Many years ago, as I stood gazing out the window of our living room, trying to ground myself in the day ahead and quell the dread and shame of too much wine the night before, I professed over the telephone to a friend that I was fine. She came back immediately with concern. She told me that FINE stood for f*cked up, insecure, neurotic and emotional. I had inadvertently been honest. I was dressed for the day; white blouse, dark slacks, heels, pearls and a fitted blazer. I had my eyebrows on, dark circle concealer applied, mascara to pull my eyes out from their sockets and a painted lipstick smile. A regular day of school drop-offs, client calls, elder parent check-ins and meal preparation loomed like a journey to Everest base camp.
Shifting from a conversation to open and honest communication was foreign to me. It was so completely unfamiliar that the underlying fear holding me in felt normal. Looking good while being FINE continued to propel me. Until I admitted that the disconnection was stage4; terminal.
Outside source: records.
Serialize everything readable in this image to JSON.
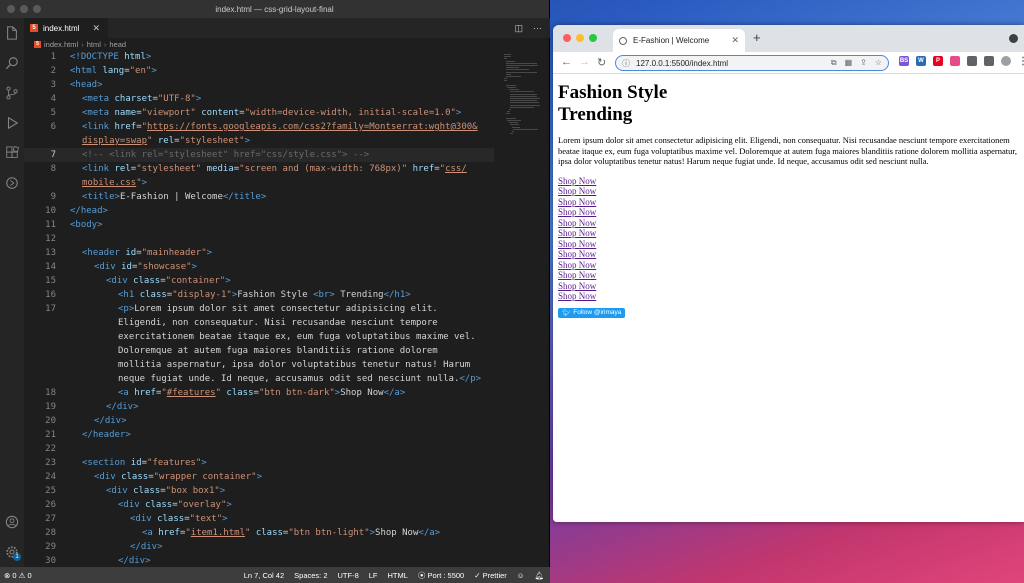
{
  "vscode": {
    "window_title": "index.html — css-grid-layout-final",
    "tab": {
      "label": "index.html",
      "icon": "html5-file-icon"
    },
    "breadcrumb": [
      "index.html",
      "html",
      "head"
    ],
    "status": {
      "errors": "0",
      "warnings": "0",
      "cursor": "Ln 7, Col 42",
      "spaces": "Spaces: 2",
      "encoding": "UTF-8",
      "eol": "LF",
      "language": "HTML",
      "port": "Port : 5500",
      "prettier": "Prettier"
    },
    "lines": [
      {
        "ln": "1",
        "indent": 0,
        "tokens": [
          [
            "tag",
            "<!DOCTYPE "
          ],
          [
            "attr",
            "html"
          ],
          [
            "tag",
            ">"
          ]
        ]
      },
      {
        "ln": "2",
        "indent": 0,
        "tokens": [
          [
            "tag",
            "<html "
          ],
          [
            "attr",
            "lang"
          ],
          [
            "txt",
            "="
          ],
          [
            "str",
            "\"en\""
          ],
          [
            "tag",
            ">"
          ]
        ]
      },
      {
        "ln": "3",
        "indent": 0,
        "tokens": [
          [
            "tag",
            "<head>"
          ]
        ]
      },
      {
        "ln": "4",
        "indent": 1,
        "tokens": [
          [
            "tag",
            "<meta "
          ],
          [
            "attr",
            "charset"
          ],
          [
            "txt",
            "="
          ],
          [
            "str",
            "\"UTF-8\""
          ],
          [
            "tag",
            ">"
          ]
        ]
      },
      {
        "ln": "5",
        "indent": 1,
        "tokens": [
          [
            "tag",
            "<meta "
          ],
          [
            "attr",
            "name"
          ],
          [
            "txt",
            "="
          ],
          [
            "str",
            "\"viewport\" "
          ],
          [
            "attr",
            "content"
          ],
          [
            "txt",
            "="
          ],
          [
            "str",
            "\"width=device-width, initial-scale=1.0\""
          ],
          [
            "tag",
            ">"
          ]
        ]
      },
      {
        "ln": "6",
        "indent": 1,
        "tokens": [
          [
            "tag",
            "<link "
          ],
          [
            "attr",
            "href"
          ],
          [
            "txt",
            "="
          ],
          [
            "str",
            "\""
          ],
          [
            "link",
            "https://fonts.googleapis.com/css2?family=Montserrat:wght@300&"
          ]
        ]
      },
      {
        "ln": "",
        "indent": 1,
        "tokens": [
          [
            "link",
            "display=swap"
          ],
          [
            "str",
            "\" "
          ],
          [
            "attr",
            "rel"
          ],
          [
            "txt",
            "="
          ],
          [
            "str",
            "\"stylesheet\""
          ],
          [
            "tag",
            ">"
          ]
        ]
      },
      {
        "ln": "7",
        "indent": 1,
        "active": true,
        "tokens": [
          [
            "com",
            "<!-- <link rel=\"stylesheet\" href=\"css/style.css\"> -->"
          ]
        ]
      },
      {
        "ln": "8",
        "indent": 1,
        "tokens": [
          [
            "tag",
            "<link "
          ],
          [
            "attr",
            "rel"
          ],
          [
            "txt",
            "="
          ],
          [
            "str",
            "\"stylesheet\" "
          ],
          [
            "attr",
            "media"
          ],
          [
            "txt",
            "="
          ],
          [
            "str",
            "\"screen and (max-width: 768px)\" "
          ],
          [
            "attr",
            "href"
          ],
          [
            "txt",
            "="
          ],
          [
            "str",
            "\""
          ],
          [
            "link",
            "css/"
          ]
        ]
      },
      {
        "ln": "",
        "indent": 1,
        "tokens": [
          [
            "link",
            "mobile.css"
          ],
          [
            "str",
            "\""
          ],
          [
            "tag",
            ">"
          ]
        ]
      },
      {
        "ln": "9",
        "indent": 1,
        "tokens": [
          [
            "tag",
            "<title>"
          ],
          [
            "txt",
            "E-Fashion | Welcome"
          ],
          [
            "tag",
            "</title>"
          ]
        ]
      },
      {
        "ln": "10",
        "indent": 0,
        "tokens": [
          [
            "tag",
            "</head>"
          ]
        ]
      },
      {
        "ln": "11",
        "indent": 0,
        "tokens": [
          [
            "tag",
            "<body>"
          ]
        ]
      },
      {
        "ln": "12",
        "indent": 0,
        "tokens": []
      },
      {
        "ln": "13",
        "indent": 1,
        "tokens": [
          [
            "tag",
            "<header "
          ],
          [
            "attr",
            "id"
          ],
          [
            "txt",
            "="
          ],
          [
            "str",
            "\"mainheader\""
          ],
          [
            "tag",
            ">"
          ]
        ]
      },
      {
        "ln": "14",
        "indent": 2,
        "tokens": [
          [
            "tag",
            "<div "
          ],
          [
            "attr",
            "id"
          ],
          [
            "txt",
            "="
          ],
          [
            "str",
            "\"showcase\""
          ],
          [
            "tag",
            ">"
          ]
        ]
      },
      {
        "ln": "15",
        "indent": 3,
        "tokens": [
          [
            "tag",
            "<div "
          ],
          [
            "attr",
            "class"
          ],
          [
            "txt",
            "="
          ],
          [
            "str",
            "\"container\""
          ],
          [
            "tag",
            ">"
          ]
        ]
      },
      {
        "ln": "16",
        "indent": 4,
        "tokens": [
          [
            "tag",
            "<h1 "
          ],
          [
            "attr",
            "class"
          ],
          [
            "txt",
            "="
          ],
          [
            "str",
            "\"display-1\""
          ],
          [
            "tag",
            ">"
          ],
          [
            "txt",
            "Fashion Style "
          ],
          [
            "tag",
            "<br>"
          ],
          [
            "txt",
            " Trending"
          ],
          [
            "tag",
            "</h1>"
          ]
        ]
      },
      {
        "ln": "17",
        "indent": 4,
        "tokens": [
          [
            "tag",
            "<p>"
          ],
          [
            "txt",
            "Lorem ipsum dolor sit amet consectetur adipisicing elit."
          ]
        ]
      },
      {
        "ln": "",
        "indent": 4,
        "tokens": [
          [
            "txt",
            "Eligendi, non consequatur. Nisi recusandae nesciunt tempore"
          ]
        ]
      },
      {
        "ln": "",
        "indent": 4,
        "tokens": [
          [
            "txt",
            "exercitationem beatae itaque ex, eum fuga voluptatibus maxime vel."
          ]
        ]
      },
      {
        "ln": "",
        "indent": 4,
        "tokens": [
          [
            "txt",
            "Doloremque at autem fuga maiores blanditiis ratione dolorem"
          ]
        ]
      },
      {
        "ln": "",
        "indent": 4,
        "tokens": [
          [
            "txt",
            "mollitia aspernatur, ipsa dolor voluptatibus tenetur natus! Harum"
          ]
        ]
      },
      {
        "ln": "",
        "indent": 4,
        "tokens": [
          [
            "txt",
            "neque fugiat unde. Id neque, accusamus odit sed nesciunt nulla."
          ],
          [
            "tag",
            "</p>"
          ]
        ]
      },
      {
        "ln": "18",
        "indent": 4,
        "tokens": [
          [
            "tag",
            "<a "
          ],
          [
            "attr",
            "href"
          ],
          [
            "txt",
            "="
          ],
          [
            "str",
            "\""
          ],
          [
            "link",
            "#features"
          ],
          [
            "str",
            "\" "
          ],
          [
            "attr",
            "class"
          ],
          [
            "txt",
            "="
          ],
          [
            "str",
            "\"btn btn-dark\""
          ],
          [
            "tag",
            ">"
          ],
          [
            "txt",
            "Shop Now"
          ],
          [
            "tag",
            "</a>"
          ]
        ]
      },
      {
        "ln": "19",
        "indent": 3,
        "tokens": [
          [
            "tag",
            "</div>"
          ]
        ]
      },
      {
        "ln": "20",
        "indent": 2,
        "tokens": [
          [
            "tag",
            "</div>"
          ]
        ]
      },
      {
        "ln": "21",
        "indent": 1,
        "tokens": [
          [
            "tag",
            "</header>"
          ]
        ]
      },
      {
        "ln": "22",
        "indent": 0,
        "tokens": []
      },
      {
        "ln": "23",
        "indent": 1,
        "tokens": [
          [
            "tag",
            "<section "
          ],
          [
            "attr",
            "id"
          ],
          [
            "txt",
            "="
          ],
          [
            "str",
            "\"features\""
          ],
          [
            "tag",
            ">"
          ]
        ]
      },
      {
        "ln": "24",
        "indent": 2,
        "tokens": [
          [
            "tag",
            "<div "
          ],
          [
            "attr",
            "class"
          ],
          [
            "txt",
            "="
          ],
          [
            "str",
            "\"wrapper container\""
          ],
          [
            "tag",
            ">"
          ]
        ]
      },
      {
        "ln": "25",
        "indent": 3,
        "tokens": [
          [
            "tag",
            "<div "
          ],
          [
            "attr",
            "class"
          ],
          [
            "txt",
            "="
          ],
          [
            "str",
            "\"box box1\""
          ],
          [
            "tag",
            ">"
          ]
        ]
      },
      {
        "ln": "26",
        "indent": 4,
        "tokens": [
          [
            "tag",
            "<div "
          ],
          [
            "attr",
            "class"
          ],
          [
            "txt",
            "="
          ],
          [
            "str",
            "\"overlay\""
          ],
          [
            "tag",
            ">"
          ]
        ]
      },
      {
        "ln": "27",
        "indent": 5,
        "tokens": [
          [
            "tag",
            "<div "
          ],
          [
            "attr",
            "class"
          ],
          [
            "txt",
            "="
          ],
          [
            "str",
            "\"text\""
          ],
          [
            "tag",
            ">"
          ]
        ]
      },
      {
        "ln": "28",
        "indent": 6,
        "tokens": [
          [
            "tag",
            "<a "
          ],
          [
            "attr",
            "href"
          ],
          [
            "txt",
            "="
          ],
          [
            "str",
            "\""
          ],
          [
            "link",
            "item1.html"
          ],
          [
            "str",
            "\" "
          ],
          [
            "attr",
            "class"
          ],
          [
            "txt",
            "="
          ],
          [
            "str",
            "\"btn btn-light\""
          ],
          [
            "tag",
            ">"
          ],
          [
            "txt",
            "Shop Now"
          ],
          [
            "tag",
            "</a>"
          ]
        ]
      },
      {
        "ln": "29",
        "indent": 5,
        "tokens": [
          [
            "tag",
            "</div>"
          ]
        ]
      },
      {
        "ln": "30",
        "indent": 4,
        "tokens": [
          [
            "tag",
            "</div>"
          ]
        ]
      }
    ]
  },
  "browser": {
    "tab_title": "E-Fashion | Welcome",
    "url": "127.0.0.1:5500/index.html",
    "page": {
      "heading_line1": "Fashion Style",
      "heading_line2": "Trending",
      "paragraph": "Lorem ipsum dolor sit amet consectetur adipisicing elit. Eligendi, non consequatur. Nisi recusandae nesciunt tempore exercitationem beatae itaque ex, eum fuga voluptatibus maxime vel. Doloremque at autem fuga maiores blanditiis ratione dolorem mollitia aspernatur, ipsa dolor voluptatibus tenetur natus! Harum neque fugiat unde. Id neque, accusamus odit sed nesciunt nulla.",
      "shop_links": [
        "Shop Now",
        "Shop Now",
        "Shop Now",
        "Shop Now",
        "Shop Now",
        "Shop Now",
        "Shop Now",
        "Shop Now",
        "Shop Now",
        "Shop Now",
        "Shop Now",
        "Shop Now"
      ],
      "follow_button": "Follow @irimaya"
    },
    "extensions": [
      {
        "name": "extension-bs-icon",
        "color": "#7b57d6",
        "label": "BS"
      },
      {
        "name": "extension-w-icon",
        "color": "#2b6cb0",
        "label": "W"
      },
      {
        "name": "pinterest-icon",
        "color": "#e60023",
        "label": "P"
      },
      {
        "name": "extension-colorpick-icon",
        "color": "#e94b8a",
        "label": ""
      },
      {
        "name": "extension-puzzle-icon",
        "color": "#5f6368",
        "label": ""
      },
      {
        "name": "extension-shield-icon",
        "color": "#5f6368",
        "label": ""
      },
      {
        "name": "profile-icon",
        "color": "#9aa0a6",
        "label": ""
      },
      {
        "name": "menu-icon",
        "color": "#5f6368",
        "label": ""
      }
    ]
  },
  "colors": {
    "tag": "#569cd6",
    "attr": "#9cdcfe",
    "string": "#ce9178",
    "comment": "#6a6a6a",
    "visited_link": "#551a8b",
    "twitter": "#1d9bf0"
  }
}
Now, should I choose to, I have the courage and language for connection. I may still have my eyebrows and lipstick on, however, they won’t be my whole story. I have a dear friend who reminds me not to confuse how I’m doing with how I’m feeling. I allow myself to be tired without the list of herculean accomplishments for justification. I share when I feel fragile. Because it means I might tear up. I know when I am a hot mess (my daughter’s perfect description for impatient and frustrated). It is characterized by upper lip sweat and a desire to rip off your clothes. I confess to being grumpy and having sharp elbows. And then almost immediately I am calmer. Any sense that I am irritable and restless is reported as being scratchy. When I am accused of being short, I know it means that anger and impatience are showing. I need to go in and connect with the inner me.
I am thankful that I am learning to connect and tether. Open and honest relationships are what keep me enthused and engaged in life. I am FINE; fit, interested, new, and energized.
At least, that is my experience.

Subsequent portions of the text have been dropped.